Azrielle avait pratiquement terminé une masure à la sortie du village. La bicoque, délabrée, avait été abandonnée suite à une invasion de termites qui avait fragilisé toute l'armature en bois des fondations, et qui représentait un danger potentiel pour les locataires. Einrhi Thélahran l'habitait, avec sa femme, Anène Pélégon. Tout deux avait du s'installer cher la soeur de ce dernier me temps des réparations, qui allaient durer un nombre conséquent de mois par ailleurs. Chaque jours, il venaient, pour assister à l'avancée de travail. Ils étaient fort sympathiques, et ils préparaient pour Azrielle une collation pour le déjeuner, qu'ils partageaient le plus souvent tous les trois ensemble. De temps à autres, certains Olarils se joignaient à eux, et ils conversaient joyeusement autour de ces petit repas. On ne parlait pas du conflit entre Lysandre et les opposants. On décidait de laisser les sujets sensibles au placard, et de parler du temps, du travail, de la famille, des voisins, des fêtes prochaines... Ce climat de bonne humeur allégeait l'ambiance générale d'Arestim, et pour une fois, Azrielle était bien contente de pouvoir échanger des banalités avec d'autres personnes.
Ce jour là, Einrhi et Anène s'étaient pointés peu avant midi, comme à leur habitude. Ils avaient préparé une petite planche sur traiteaux sur laquelle ils avaient posé les mets, encore chauds.
La rouquine avait laissé ses outils pour les saluer, puis ils s'étaient mis à table.
Puis, le ciel sembla s'obscurcir tout à coup. Tous levèrent les yeux au ciel et virent une fumée noire fondre sur le village. D'autres Olarils se mirent à crier. Bientôt, des projectiles fusèrent du ciel. Des pierres ardentes, des rondins de bois, et des cendres rougeoyantes tombèrent du ciel. Le premier réflexe d'Azrielle fut de protéger son visage avec son bras. Einrhi et Anène se glissèrent sous la table en se tenant l'un l'autre et en demandant ce qu'il se passait. Incapable de répondre, la jeune Pélégon alla se réfugier dans la maison qu'elle était en train de reconstruire. Comme si, par un quelconque miracle, les murs déjà branlants pourraient la sauver du malheur. C'était une mauvaise idée, mais comment l'aurait-elle su ? Comment aurait-elle pu prévoir que le toit s'écroulerait à peine entrés ?

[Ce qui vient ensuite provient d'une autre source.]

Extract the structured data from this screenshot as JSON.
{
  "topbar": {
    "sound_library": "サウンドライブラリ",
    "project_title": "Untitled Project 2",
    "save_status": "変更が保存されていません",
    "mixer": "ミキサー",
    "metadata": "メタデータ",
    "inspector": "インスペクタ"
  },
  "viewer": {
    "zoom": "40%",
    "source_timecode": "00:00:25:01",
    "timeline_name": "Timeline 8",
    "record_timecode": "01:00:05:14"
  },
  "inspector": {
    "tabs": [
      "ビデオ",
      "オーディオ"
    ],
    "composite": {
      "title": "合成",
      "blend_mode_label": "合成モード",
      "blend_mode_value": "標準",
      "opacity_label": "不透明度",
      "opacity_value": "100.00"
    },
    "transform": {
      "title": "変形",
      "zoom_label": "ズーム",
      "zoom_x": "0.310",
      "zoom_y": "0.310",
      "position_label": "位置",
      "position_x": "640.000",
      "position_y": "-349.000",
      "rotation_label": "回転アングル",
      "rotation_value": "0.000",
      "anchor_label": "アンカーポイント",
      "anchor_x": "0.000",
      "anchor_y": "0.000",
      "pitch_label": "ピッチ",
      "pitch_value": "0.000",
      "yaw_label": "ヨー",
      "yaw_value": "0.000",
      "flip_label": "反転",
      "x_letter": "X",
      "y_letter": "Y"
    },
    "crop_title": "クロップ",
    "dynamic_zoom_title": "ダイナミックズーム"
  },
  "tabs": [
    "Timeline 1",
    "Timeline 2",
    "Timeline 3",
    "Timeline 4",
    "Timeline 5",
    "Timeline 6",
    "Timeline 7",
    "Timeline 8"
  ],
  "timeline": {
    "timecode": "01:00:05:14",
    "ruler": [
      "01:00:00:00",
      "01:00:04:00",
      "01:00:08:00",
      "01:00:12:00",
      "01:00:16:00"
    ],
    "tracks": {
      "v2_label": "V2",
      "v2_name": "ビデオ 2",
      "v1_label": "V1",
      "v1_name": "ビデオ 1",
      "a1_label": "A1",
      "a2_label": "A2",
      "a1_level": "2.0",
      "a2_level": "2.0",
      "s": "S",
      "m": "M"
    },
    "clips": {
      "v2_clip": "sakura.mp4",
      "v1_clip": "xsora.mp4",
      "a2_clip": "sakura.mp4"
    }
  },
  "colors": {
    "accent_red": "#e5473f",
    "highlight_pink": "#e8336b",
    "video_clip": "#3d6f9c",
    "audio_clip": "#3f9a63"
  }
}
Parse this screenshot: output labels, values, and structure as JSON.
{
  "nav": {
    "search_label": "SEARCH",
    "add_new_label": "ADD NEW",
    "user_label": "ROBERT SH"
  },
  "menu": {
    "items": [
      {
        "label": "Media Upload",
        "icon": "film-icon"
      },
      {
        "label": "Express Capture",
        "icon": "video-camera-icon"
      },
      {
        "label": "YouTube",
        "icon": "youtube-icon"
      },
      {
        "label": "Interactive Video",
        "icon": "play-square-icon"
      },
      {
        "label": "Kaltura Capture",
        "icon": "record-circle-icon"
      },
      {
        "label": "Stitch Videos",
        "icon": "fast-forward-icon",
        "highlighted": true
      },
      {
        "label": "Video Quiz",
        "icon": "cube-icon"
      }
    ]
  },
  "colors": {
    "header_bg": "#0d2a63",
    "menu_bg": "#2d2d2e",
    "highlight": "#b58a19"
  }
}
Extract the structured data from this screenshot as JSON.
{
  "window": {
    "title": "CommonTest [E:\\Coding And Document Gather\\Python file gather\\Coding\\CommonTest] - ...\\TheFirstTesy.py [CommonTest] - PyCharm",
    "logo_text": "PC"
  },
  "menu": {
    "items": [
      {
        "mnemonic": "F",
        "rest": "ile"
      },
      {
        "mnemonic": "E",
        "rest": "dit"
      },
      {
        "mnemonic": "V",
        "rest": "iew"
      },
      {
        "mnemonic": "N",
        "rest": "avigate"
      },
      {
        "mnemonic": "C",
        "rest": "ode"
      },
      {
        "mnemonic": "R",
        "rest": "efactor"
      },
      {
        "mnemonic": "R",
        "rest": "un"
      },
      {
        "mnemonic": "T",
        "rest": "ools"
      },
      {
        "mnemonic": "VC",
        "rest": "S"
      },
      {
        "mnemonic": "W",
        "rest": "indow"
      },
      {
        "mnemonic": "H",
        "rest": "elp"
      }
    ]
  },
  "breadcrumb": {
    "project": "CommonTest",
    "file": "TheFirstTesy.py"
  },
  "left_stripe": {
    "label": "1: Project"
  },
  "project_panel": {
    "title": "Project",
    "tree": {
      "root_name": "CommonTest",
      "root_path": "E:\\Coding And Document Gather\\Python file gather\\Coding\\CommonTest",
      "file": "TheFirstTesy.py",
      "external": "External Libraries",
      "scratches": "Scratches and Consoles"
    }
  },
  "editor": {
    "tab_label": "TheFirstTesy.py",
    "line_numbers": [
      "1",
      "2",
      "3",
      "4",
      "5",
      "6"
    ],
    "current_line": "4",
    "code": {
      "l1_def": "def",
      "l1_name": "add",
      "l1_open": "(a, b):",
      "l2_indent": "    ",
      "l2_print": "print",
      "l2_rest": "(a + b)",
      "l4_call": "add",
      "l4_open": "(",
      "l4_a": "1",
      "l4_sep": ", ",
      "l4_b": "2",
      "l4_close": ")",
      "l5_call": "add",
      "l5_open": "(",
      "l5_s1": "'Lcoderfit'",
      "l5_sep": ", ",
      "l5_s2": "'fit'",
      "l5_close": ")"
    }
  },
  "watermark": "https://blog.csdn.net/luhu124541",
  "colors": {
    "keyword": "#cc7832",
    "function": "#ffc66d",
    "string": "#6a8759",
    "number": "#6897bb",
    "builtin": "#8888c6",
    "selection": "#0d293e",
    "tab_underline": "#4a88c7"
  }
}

Azrielle disparu sous les décombres sans même avoir eu le temps de pousser un cri.
Einrhi et Anène, quant à eux, se tinrent fermement serrés, les yeux fermés en espérant que le calme viendrait aussitôt. La jeune femme pleurait et criait, tandis que lui retenait ses sanglots. Le coeurs étaient serrés...broyé par la terreur. Partout, ils entendaient des bruits de fracas, des gens qui criaient, qui agonisaient. On appela les Dieux, on implora leur pitié, mais, sourds aux prières des Olarils, ni Bakarne, ni Hégoa, ni Aimar, ni Hesione, ni Filhakan, ni même Panpale ne répondirent. Ils étaient désormais seuls face à leur destin.
Le couple mourut écrasé sous un rocher qui tomba du ciel à l'endroit même ou ils s'étaient réfugiés. Plus tard, on retrouverait leur cadavre enlacés et leur yeux ouverts à la plus grande des peurs jamais connues.